A crucial step towards building safer roads in Tajikistan
Road engineers, urban planners, designers and others involved in building and managing roads have a vital role to play in making roads safer for everyone. Ensuring safer roads and mobility is fundamental to achieving the Sustainable Development Goals for road safety as well as contributing to the development of a truly safe system in which zero road deaths is a possibility.
This is a perspective that has been well-recognised by the European Bank for Reconstruction and Development (EBRD), which has been delivering road safety engineering training workshops across its regions of operations.
More recently, in Central Asia, the EBRD has been working with EASST to develop a more sustainable solution to providing this knowledge and best practice by educating the next generation of road engineers as well as training lecturers who deliver Transportation Engineering courses. For example, around 100 students attend and graduate from the Master’s Degree course in Tajikistan Technical University every year. These students are then employed by Government agencies and private consultancies and are responsible for the design and delivery of new and rehabilitated roads in the region.
It goes without saying that safe roads are particularly important for the communities and businesses living and working in close proximity. Yet, local communities are often not consulted as to how a new road might affect them and their daily life. Stakeholder engagement and road safety audit must therefore be crucial part of the planning process to ensure the needs of everyone in the local community, including businesses, schools, the elderly and people with disabilities are considered.
As such EASST Expertise consultants, Matt Chamberlain and Phil Jordan, the EBRD and local partners the Young Generation of Tajikistan, have been working with the Tajikistan Technical University (TTU) to develop their existing Road Engineering course and implement a suitable road safety module follow good international practice whilst also being appropriate for the country and not conflicting with existing technical standards and norms which exist in Tajikistan.
This month saw the first practical manifestation of this work as Matt and Phil conducted two four-day training workshops on an ‘introduction to road safety audit’ for over 30 professors, post-graduates and teaching staff at TTU – including the university’s deputy rector – as part of a train the trainers course.

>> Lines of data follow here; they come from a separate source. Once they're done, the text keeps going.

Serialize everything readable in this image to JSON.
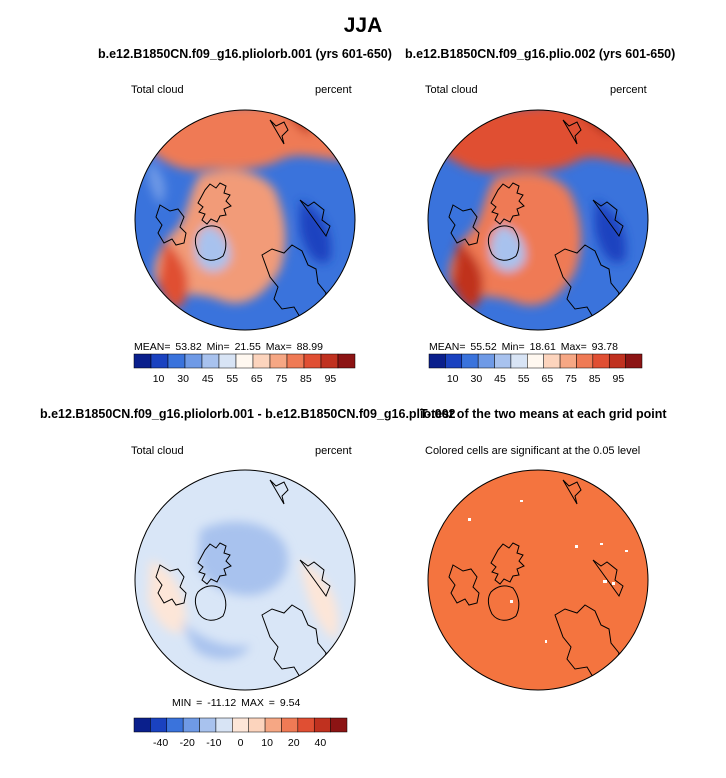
{
  "figure": {
    "title": "JJA",
    "colors": {
      "ocean_panel_base": "#3a73dc",
      "land_panel_base": "#f07a50",
      "diff_base": "#d9e6f7",
      "ttest_fill": "#f4743f",
      "coastline": "#000000"
    }
  },
  "panels": [
    {
      "id": "p1",
      "title": "b.e12.B1850CN.f09_g16.pliolorb.001 (yrs 601-650)",
      "left_label": "Total cloud",
      "right_label": "percent",
      "stats": {
        "mean_label": "MEAN=",
        "mean": "53.82",
        "min_label": "Min=",
        "min": "21.55",
        "max_label": "Max=",
        "max": "88.99"
      }
    },
    {
      "id": "p2",
      "title": "b.e12.B1850CN.f09_g16.plio.002 (yrs 601-650)",
      "left_label": "Total cloud",
      "right_label": "percent",
      "stats": {
        "mean_label": "MEAN=",
        "mean": "55.52",
        "min_label": "Min=",
        "min": "18.61",
        "max_label": "Max=",
        "max": "93.78"
      }
    },
    {
      "id": "p3",
      "title": "b.e12.B1850CN.f09_g16.pliolorb.001 - b.e12.B1850CN.f09_g16.plio.002",
      "left_label": "Total cloud",
      "right_label": "percent",
      "stats": {
        "min_label": "MIN =",
        "min": "-11.12",
        "max_label": "MAX =",
        "max": "9.54"
      }
    },
    {
      "id": "p4",
      "title": "T-test of the two means at each grid point",
      "left_label": "Colored cells are significant at the 0.05 level"
    }
  ],
  "chart_data": [
    {
      "type": "heatmap",
      "title": "b.e12.B1850CN.f09_g16.pliolorb.001 (yrs 601-650)",
      "variable": "Total cloud",
      "units": "percent",
      "projection": "polar stereographic (north)",
      "colorbar": {
        "ticks": [
          "10",
          "30",
          "45",
          "55",
          "65",
          "75",
          "85",
          "95"
        ],
        "colors": [
          "#0a1f8c",
          "#1a42c0",
          "#3a73dc",
          "#6f9ae6",
          "#a8c2ee",
          "#d8e4f5",
          "#fff8f0",
          "#fcd4bd",
          "#f6a784",
          "#ef7a55",
          "#e04f33",
          "#c0311f",
          "#8c1414"
        ]
      },
      "mean": 53.82,
      "min": 21.55,
      "max": 88.99
    },
    {
      "type": "heatmap",
      "title": "b.e12.B1850CN.f09_g16.plio.002 (yrs 601-650)",
      "variable": "Total cloud",
      "units": "percent",
      "projection": "polar stereographic (north)",
      "colorbar": {
        "ticks": [
          "10",
          "30",
          "45",
          "55",
          "65",
          "75",
          "85",
          "95"
        ],
        "colors": [
          "#0a1f8c",
          "#1a42c0",
          "#3a73dc",
          "#6f9ae6",
          "#a8c2ee",
          "#d8e4f5",
          "#fff8f0",
          "#fcd4bd",
          "#f6a784",
          "#ef7a55",
          "#e04f33",
          "#c0311f",
          "#8c1414"
        ]
      },
      "mean": 55.52,
      "min": 18.61,
      "max": 93.78
    },
    {
      "type": "heatmap",
      "title": "b.e12.B1850CN.f09_g16.pliolorb.001 - b.e12.B1850CN.f09_g16.plio.002",
      "variable": "Total cloud",
      "units": "percent",
      "projection": "polar stereographic (north)",
      "colorbar": {
        "ticks": [
          "-40",
          "-20",
          "-10",
          "0",
          "10",
          "20",
          "40"
        ],
        "colors": [
          "#0a1f8c",
          "#1a42c0",
          "#3a73dc",
          "#6f9ae6",
          "#a8c2ee",
          "#d8e4f5",
          "#fde6d8",
          "#fcd4bd",
          "#f6a784",
          "#ef7a55",
          "#e04f33",
          "#c0311f",
          "#8c1414"
        ]
      },
      "min": -11.12,
      "max": 9.54
    },
    {
      "type": "heatmap",
      "title": "T-test of the two means at each grid point",
      "note": "Colored cells are significant at the 0.05 level",
      "projection": "polar stereographic (north)"
    }
  ]
}
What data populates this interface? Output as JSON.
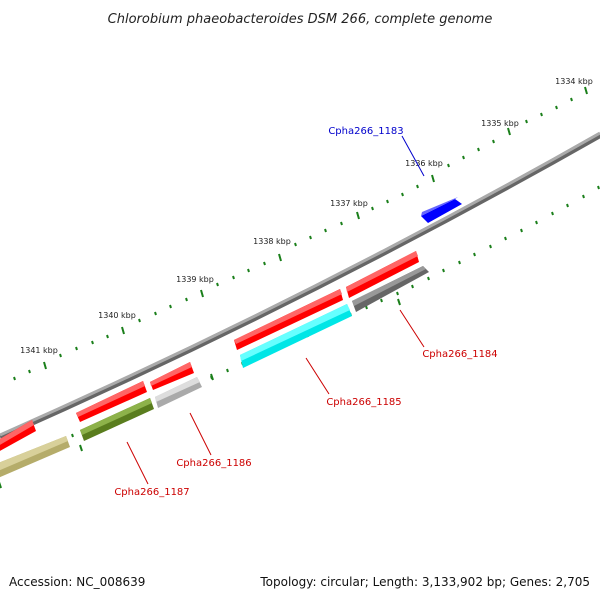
{
  "title": "Chlorobium phaeobacteroides DSM 266, complete genome",
  "footer": {
    "accession": "Accession: NC_008639",
    "topology": "Topology: circular; Length: 3,133,902 bp; Genes: 2,705"
  },
  "kbp_labels": [
    "1334 kbp",
    "1335 kbp",
    "1336 kbp",
    "1337 kbp",
    "1338 kbp",
    "1339 kbp",
    "1340 kbp",
    "1341 kbp"
  ],
  "gene_labels": [
    "Cpha266_1183",
    "Cpha266_1184",
    "Cpha266_1185",
    "Cpha266_1186",
    "Cpha266_1187"
  ],
  "colors": {
    "backbone": "#888888",
    "tick": "#1a7f1a",
    "label_blue": "#0000cc",
    "label_red": "#cc0000",
    "gene_red": "#ff0000",
    "gene_blue": "#0000ff",
    "gene_cyan": "#00ffff",
    "gene_gray": "#666666",
    "gene_lightgray": "#bbbbbb",
    "gene_olive": "#6b8e23",
    "gene_khaki": "#bdb76b"
  }
}
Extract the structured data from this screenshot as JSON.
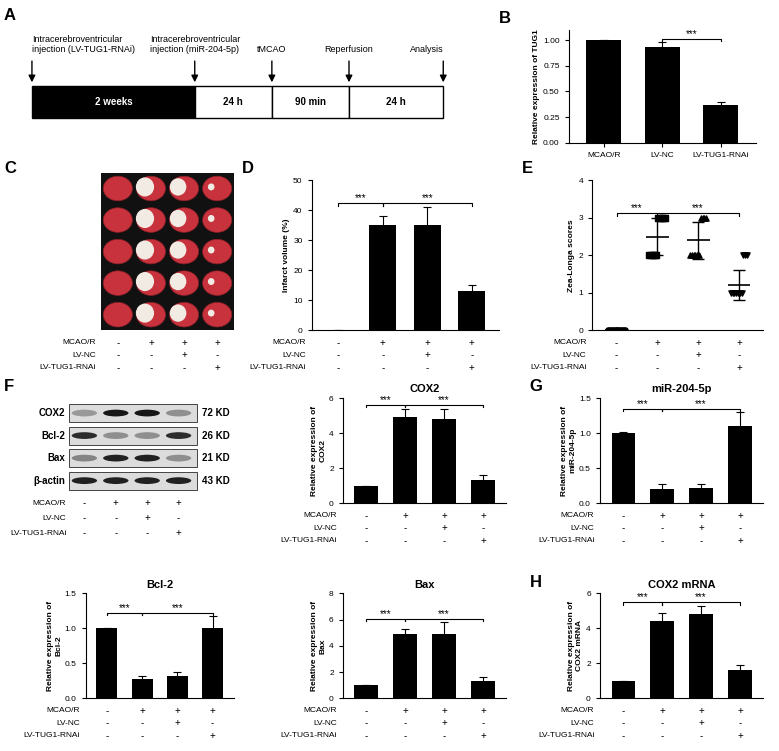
{
  "timeline": {
    "panel": "A",
    "events": [
      "Intracerebroventricular\ninjection (LV-TUG1-RNAi)",
      "Intracerebroventricular\ninjection (miR-204-5p)",
      "tMCAO",
      "Reperfusion",
      "Analysis"
    ],
    "segments": [
      "2 weeks",
      "24 h",
      "90 min",
      "24 h"
    ]
  },
  "image": {
    "panel": "C",
    "conditions": [
      {
        "name": "MCAO/R",
        "marks": [
          "-",
          "+",
          "+",
          "+"
        ]
      },
      {
        "name": "LV-NC",
        "marks": [
          "-",
          "-",
          "+",
          "-"
        ]
      },
      {
        "name": "LV-TUG1-RNAi",
        "marks": [
          "-",
          "-",
          "-",
          "+"
        ]
      }
    ]
  },
  "blot": {
    "panel": "F",
    "bands": [
      {
        "name": "COX2",
        "size": "72 KD"
      },
      {
        "name": "Bcl-2",
        "size": "26 KD"
      },
      {
        "name": "Bax",
        "size": "21 KD"
      },
      {
        "name": "β-actin",
        "size": "43 KD"
      }
    ],
    "conditions": [
      {
        "name": "MCAO/R",
        "marks": [
          "-",
          "+",
          "+",
          "+"
        ]
      },
      {
        "name": "LV-NC",
        "marks": [
          "-",
          "-",
          "+",
          "-"
        ]
      },
      {
        "name": "LV-TUG1-RNAi",
        "marks": [
          "-",
          "-",
          "-",
          "+"
        ]
      }
    ]
  },
  "chart_data": [
    {
      "panel": "B",
      "type": "bar",
      "ylabel": "Relative expression of TUG1",
      "categories": [
        "MCAO/R",
        "LV-NC",
        "LV-TUG1-RNAi"
      ],
      "values": [
        1.0,
        0.93,
        0.37
      ],
      "errors": [
        0,
        0.05,
        0.03
      ],
      "color": "#000000",
      "ylim": [
        0,
        1.1
      ],
      "yticks": [
        {
          "value": 0,
          "label": "0.00"
        },
        {
          "value": 0.25,
          "label": "0.25"
        },
        {
          "value": 0.5,
          "label": "0.50"
        },
        {
          "value": 0.75,
          "label": "0.75"
        },
        {
          "value": 1.0,
          "label": "1.00"
        }
      ],
      "significance": [
        {
          "pair": [
            1,
            2
          ],
          "label": "***"
        }
      ]
    },
    {
      "panel": "D",
      "type": "bar",
      "ylabel": "Infarct volume (%)",
      "tick_labels": "y",
      "values": [
        0,
        35,
        35,
        13
      ],
      "errors": [
        0,
        3,
        6,
        2
      ],
      "color": "#000000",
      "ylim": [
        0,
        50
      ],
      "yticks": [
        0,
        10,
        20,
        30,
        40,
        50
      ],
      "significance": [
        {
          "pair": [
            0,
            1
          ],
          "label": "***"
        },
        {
          "pair": [
            1,
            3
          ],
          "label": "***"
        }
      ],
      "conditions": [
        {
          "name": "MCAO/R",
          "marks": [
            "-",
            "+",
            "+",
            "+"
          ]
        },
        {
          "name": "LV-NC",
          "marks": [
            "-",
            "-",
            "+",
            "-"
          ]
        },
        {
          "name": "LV-TUG1-RNAi",
          "marks": [
            "-",
            "-",
            "-",
            "+"
          ]
        }
      ]
    },
    {
      "panel": "E",
      "type": "scatter",
      "ylabel": "Zea-Longa scores",
      "tick_labels": "y",
      "values": [
        0,
        2.5,
        2.4,
        1.2
      ],
      "errors": [
        0,
        0.5,
        0.5,
        0.4
      ],
      "color": "#000000",
      "series": [
        {
          "marker": "circle",
          "values": [
            0,
            0,
            0,
            0,
            0,
            0,
            0,
            0,
            0,
            0
          ]
        },
        {
          "marker": "square",
          "values": [
            2,
            2,
            2,
            2,
            2,
            3,
            3,
            3,
            3,
            3
          ]
        },
        {
          "marker": "triangle_up",
          "values": [
            2,
            2,
            2,
            2,
            2,
            2,
            3,
            3,
            3,
            3
          ]
        },
        {
          "marker": "triangle_down",
          "values": [
            1,
            1,
            1,
            1,
            1,
            1,
            1,
            2,
            2,
            2
          ]
        }
      ],
      "ylim": [
        0,
        4
      ],
      "yticks": [
        0,
        1,
        2,
        3,
        4
      ],
      "significance": [
        {
          "pair": [
            0,
            1
          ],
          "label": "***"
        },
        {
          "pair": [
            1,
            3
          ],
          "label": "***"
        }
      ],
      "conditions": [
        {
          "name": "MCAO/R",
          "marks": [
            "-",
            "+",
            "+",
            "+"
          ]
        },
        {
          "name": "LV-NC",
          "marks": [
            "-",
            "-",
            "+",
            "-"
          ]
        },
        {
          "name": "LV-TUG1-RNAi",
          "marks": [
            "-",
            "-",
            "-",
            "+"
          ]
        }
      ]
    },
    {
      "type": "bar",
      "title": "COX2",
      "ylabel": "Relative expression of\nCOX2",
      "tick_labels": "y",
      "values": [
        1,
        4.9,
        4.8,
        1.3
      ],
      "errors": [
        0,
        0.5,
        0.6,
        0.3
      ],
      "color": "#000000",
      "ylim": [
        0,
        6
      ],
      "yticks": [
        0,
        2,
        4,
        6
      ],
      "significance": [
        {
          "pair": [
            0,
            1
          ],
          "label": "***"
        },
        {
          "pair": [
            1,
            3
          ],
          "label": "***"
        }
      ],
      "conditions": [
        {
          "name": "MCAO/R",
          "marks": [
            "-",
            "+",
            "+",
            "+"
          ]
        },
        {
          "name": "LV-NC",
          "marks": [
            "-",
            "-",
            "+",
            "-"
          ]
        },
        {
          "name": "LV-TUG1-RNAi",
          "marks": [
            "-",
            "-",
            "-",
            "+"
          ]
        }
      ]
    },
    {
      "panel": "G",
      "type": "bar",
      "title": "miR-204-5p",
      "ylabel": "Relative expression of\nmiR-204-5p",
      "tick_labels": "y",
      "values": [
        1.0,
        0.2,
        0.22,
        1.1
      ],
      "errors": [
        0.02,
        0.08,
        0.06,
        0.2
      ],
      "color": "#000000",
      "ylim": [
        0,
        1.5
      ],
      "yticks": [
        {
          "value": 0,
          "label": "0.0"
        },
        {
          "value": 0.5,
          "label": "0.5"
        },
        {
          "value": 1.0,
          "label": "1.0"
        },
        {
          "value": 1.5,
          "label": "1.5"
        }
      ],
      "significance": [
        {
          "pair": [
            0,
            1
          ],
          "label": "***"
        },
        {
          "pair": [
            1,
            3
          ],
          "label": "***"
        }
      ],
      "conditions": [
        {
          "name": "MCAO/R",
          "marks": [
            "-",
            "+",
            "+",
            "+"
          ]
        },
        {
          "name": "LV-NC",
          "marks": [
            "-",
            "-",
            "+",
            "-"
          ]
        },
        {
          "name": "LV-TUG1-RNAi",
          "marks": [
            "-",
            "-",
            "-",
            "+"
          ]
        }
      ]
    },
    {
      "type": "bar",
      "title": "Bcl-2",
      "ylabel": "Relative expression of\nBcl-2",
      "tick_labels": "y",
      "values": [
        1.0,
        0.28,
        0.32,
        1.0
      ],
      "errors": [
        0,
        0.04,
        0.06,
        0.17
      ],
      "color": "#000000",
      "ylim": [
        0,
        1.5
      ],
      "yticks": [
        {
          "value": 0,
          "label": "0.0"
        },
        {
          "value": 0.5,
          "label": "0.5"
        },
        {
          "value": 1.0,
          "label": "1.0"
        },
        {
          "value": 1.5,
          "label": "1.5"
        }
      ],
      "significance": [
        {
          "pair": [
            0,
            1
          ],
          "label": "***"
        },
        {
          "pair": [
            1,
            3
          ],
          "label": "***"
        }
      ],
      "conditions": [
        {
          "name": "MCAO/R",
          "marks": [
            "-",
            "+",
            "+",
            "+"
          ]
        },
        {
          "name": "LV-NC",
          "marks": [
            "-",
            "-",
            "+",
            "-"
          ]
        },
        {
          "name": "LV-TUG1-RNAi",
          "marks": [
            "-",
            "-",
            "-",
            "+"
          ]
        }
      ]
    },
    {
      "type": "bar",
      "title": "Bax",
      "ylabel": "Relative expression of\nBax",
      "tick_labels": "y",
      "values": [
        1,
        4.9,
        4.9,
        1.3
      ],
      "errors": [
        0,
        0.4,
        0.9,
        0.3
      ],
      "color": "#000000",
      "ylim": [
        0,
        8
      ],
      "yticks": [
        0,
        2,
        4,
        6,
        8
      ],
      "significance": [
        {
          "pair": [
            0,
            1
          ],
          "label": "***"
        },
        {
          "pair": [
            1,
            3
          ],
          "label": "***"
        }
      ],
      "conditions": [
        {
          "name": "MCAO/R",
          "marks": [
            "-",
            "+",
            "+",
            "+"
          ]
        },
        {
          "name": "LV-NC",
          "marks": [
            "-",
            "-",
            "+",
            "-"
          ]
        },
        {
          "name": "LV-TUG1-RNAi",
          "marks": [
            "-",
            "-",
            "-",
            "+"
          ]
        }
      ]
    },
    {
      "panel": "H",
      "type": "bar",
      "title": "COX2 mRNA",
      "ylabel": "Relative expression of\nCOX2 mRNA",
      "tick_labels": "y",
      "values": [
        1,
        4.4,
        4.8,
        1.6
      ],
      "errors": [
        0,
        0.5,
        0.5,
        0.3
      ],
      "color": "#000000",
      "ylim": [
        0,
        6
      ],
      "yticks": [
        0,
        2,
        4,
        6
      ],
      "significance": [
        {
          "pair": [
            0,
            1
          ],
          "label": "***"
        },
        {
          "pair": [
            1,
            3
          ],
          "label": "***"
        }
      ],
      "conditions": [
        {
          "name": "MCAO/R",
          "marks": [
            "-",
            "+",
            "+",
            "+"
          ]
        },
        {
          "name": "LV-NC",
          "marks": [
            "-",
            "-",
            "+",
            "-"
          ]
        },
        {
          "name": "LV-TUG1-RNAi",
          "marks": [
            "-",
            "-",
            "-",
            "+"
          ]
        }
      ]
    }
  ]
}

The training included sessions on: the characteristics of road safety technology, good signs and markings, roadside hazard management (what is it and why is it important for Tajikistan?), the concept of a clear zone, a strategy for managing risks on the roadsides, and the proper use of barriers – all with special emphasis on the key road safety audit steps.
The training participants were then accompanied to prospective audit sites, where they were divided into groups and asked to put their learning into practice by providing a full road safety audit report. The training concluded with engineers being given the opportunity to ask questions.
Road safety audit training will now be embedded within the university’s syllabi so that all new students and graduates will receive sufficient knowledge and understanding to undertake a road safety audits as part of their degree. A crucial step towards safer roads and fewer road fatalities.
This project was supported by the EBRD Special Shareholders Fund.